Thursday, June 23, 2011

Oh humanity.  Oh pain.  Oh love.  Sitting here at six in the morning with my son.  Couldn't sleep, so I got up at five thirty.  He got home at six.  I don't know where I went wrong with Otis.  Why he doesn't love me anymore, if he ever did.  I don't know what I did----I still love him and I still want him.  But somewhere between last friday and last saturday he had an epiphany and he said we need to re-evaluate this relationship.  And he said he would call me sometime next week but so far he has not called at night and I wasnt going to pick it up anyway, but I at least wanted to know he called, and cared. Why Oh Lord, did you put me through this.?  I met this guy for a reason.  yes I lost weight.  Yes I feel better, but I'm not sure any of it is worth this pain, this pain of knowing love, feeling love, being inn love, and losing it all, losing it all, and it wasn't much anyway, but still, it was like a drug, and it was powerful, and made me feel like a queen, made me feel on top of the world, like a million dollars, hopeful, happy, young, ...
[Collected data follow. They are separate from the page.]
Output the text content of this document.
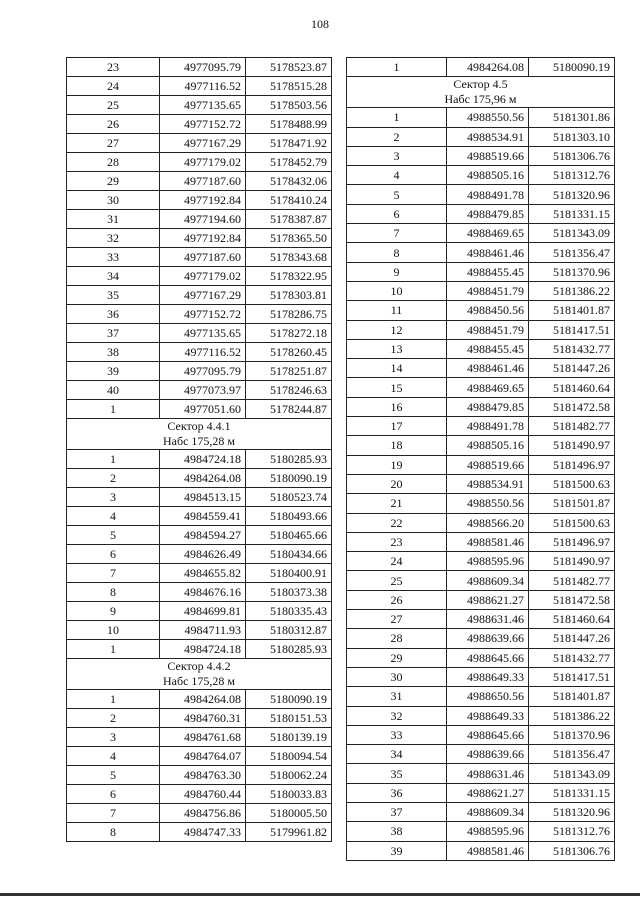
108
23	4977095.79	5178523.87
24	4977116.52	5178515.28
25	4977135.65	5178503.56
26	4977152.72	5178488.99
27	4977167.29	5178471.92
28	4977179.02	5178452.79
29	4977187.60	5178432.06
30	4977192.84	5178410.24
31	4977194.60	5178387.87
32	4977192.84	5178365.50
33	4977187.60	5178343.68
34	4977179.02	5178322.95
35	4977167.29	5178303.81
36	4977152.72	5178286.75
37	4977135.65	5178272.18
38	4977116.52	5178260.45
39	4977095.79	5178251.87
40	4977073.97	5178246.63
1	4977051.60	5178244.87

Сектор 4.4.1
Набс 175,28 м		

1	4984724.18	5180285.93
2	4984264.08	5180090.19
3	4984513.15	5180523.74
4	4984559.41	5180493.66
5	4984594.27	5180465.66
6	4984626.49	5180434.66
7	4984655.82	5180400.91
8	4984676.16	5180373.38
9	4984699.81	5180335.43
10	4984711.93	5180312.87
1	4984724.18	5180285.93

Сектор 4.4.2
Набс 175,28 м		

1	4984264.08	5180090.19
2	4984760.31	5180151.53
3	4984761.68	5180139.19
4	4984764.07	5180094.54
5	4984763.30	5180062.24
6	4984760.44	5180033.83
7	4984756.86	5180005.50
8	4984747.33	5179961.82
1	4984264.08	5180090.19

Сектор 4.5
Набс 175,96 м		

1	4988550.56	5181301.86
2	4988534.91	5181303.10
3	4988519.66	5181306.76
4	4988505.16	5181312.76
5	4988491.78	5181320.96
6	4988479.85	5181331.15
7	4988469.65	5181343.09
8	4988461.46	5181356.47
9	4988455.45	5181370.96
10	4988451.79	5181386.22
11	4988450.56	5181401.87
12	4988451.79	5181417.51
13	4988455.45	5181432.77
14	4988461.46	5181447.26
15	4988469.65	5181460.64
16	4988479.85	5181472.58
17	4988491.78	5181482.77
18	4988505.16	5181490.97
19	4988519.66	5181496.97
20	4988534.91	5181500.63
21	4988550.56	5181501.87
22	4988566.20	5181500.63
23	4988581.46	5181496.97
24	4988595.96	5181490.97
25	4988609.34	5181482.77
26	4988621.27	5181472.58
27	4988631.46	5181460.64
28	4988639.66	5181447.26
29	4988645.66	5181432.77
30	4988649.33	5181417.51
31	4988650.56	5181401.87
32	4988649.33	5181386.22
33	4988645.66	5181370.96
34	4988639.66	5181356.47
35	4988631.46	5181343.09
36	4988621.27	5181331.15
37	4988609.34	5181320.96
38	4988595.96	5181312.76
39	4988581.46	5181306.76
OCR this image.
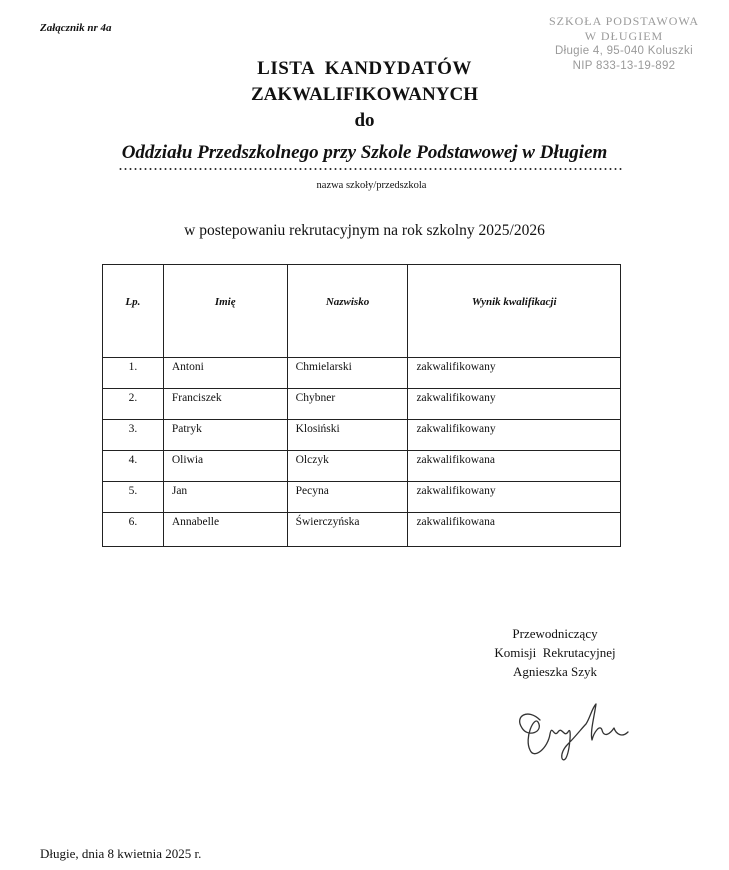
Załącznik nr 4a	SZKOŁA PODSTAWOWA
W DŁUGIEM
Długie 4, 95-040 Koluszki
NIP 833-13-19-892
LISTA  KANDYDATÓW
ZAKWALIFIKOWANYCH
do
Oddziału Przedszkolnego przy Szkole Podstawowej w Długiem
nazwa szkoły/przedszkola
w postepowaniu rekrutacyjnym na rok szkolny 2025/2026
Lp.	Imię	Nazwisko	Wynik kwalifikacji
1.	Antoni	Chmielarski	zakwalifikowany
2.	Franciszek	Chybner	zakwalifikowany
3.	Patryk	Klosiński	zakwalifikowany
4.	Oliwia	Olczyk	zakwalifikowana
5.	Jan	Pecyna	zakwalifikowany
6.	Annabelle	Świerczyńska	zakwalifikowana
Przewodniczący
Komisji  Rekrutacyjnej
Agnieszka Szyk
Długie, dnia 8 kwietnia 2025 r.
Tom and I are watching World War II in color, and the opening montage of people in pain, people struggling, dying, ---all the folly of humanity, and somewhere in there, broken hearts everywhere,

Sometime sthis life is more than i can bear, because I don't understand it.  I don't understand this life, Lord.  What are you doing with us down here?  Are you laughing?  Crying?  Shaking your head?  I know I chose this Lord, so I deserve it, all the pain.  Lord, I pray that I may never be so stupid again....Let me try and love Joe again.  Let me try.  ANd forgive me Lord when I say it, sometimes I'm just ready to come home, too.  A life down here without the kind of love I just felt seems to be a sad, empty colorless life---void of everything --
I think about Otis, what is happening at home, in that busy house, I'm kind of obsessed with everyone, with that young, nubile Jordyn, her friends, what he sees, who he's lusting over.  what's going on, what he is eating, whois he hitting on at work.  Is there someone else at work. Man, I'm hurting so bad, I can't say.  I hurt so bad I can't even cry.  If Icry Imight die.  The pain is unbelievable.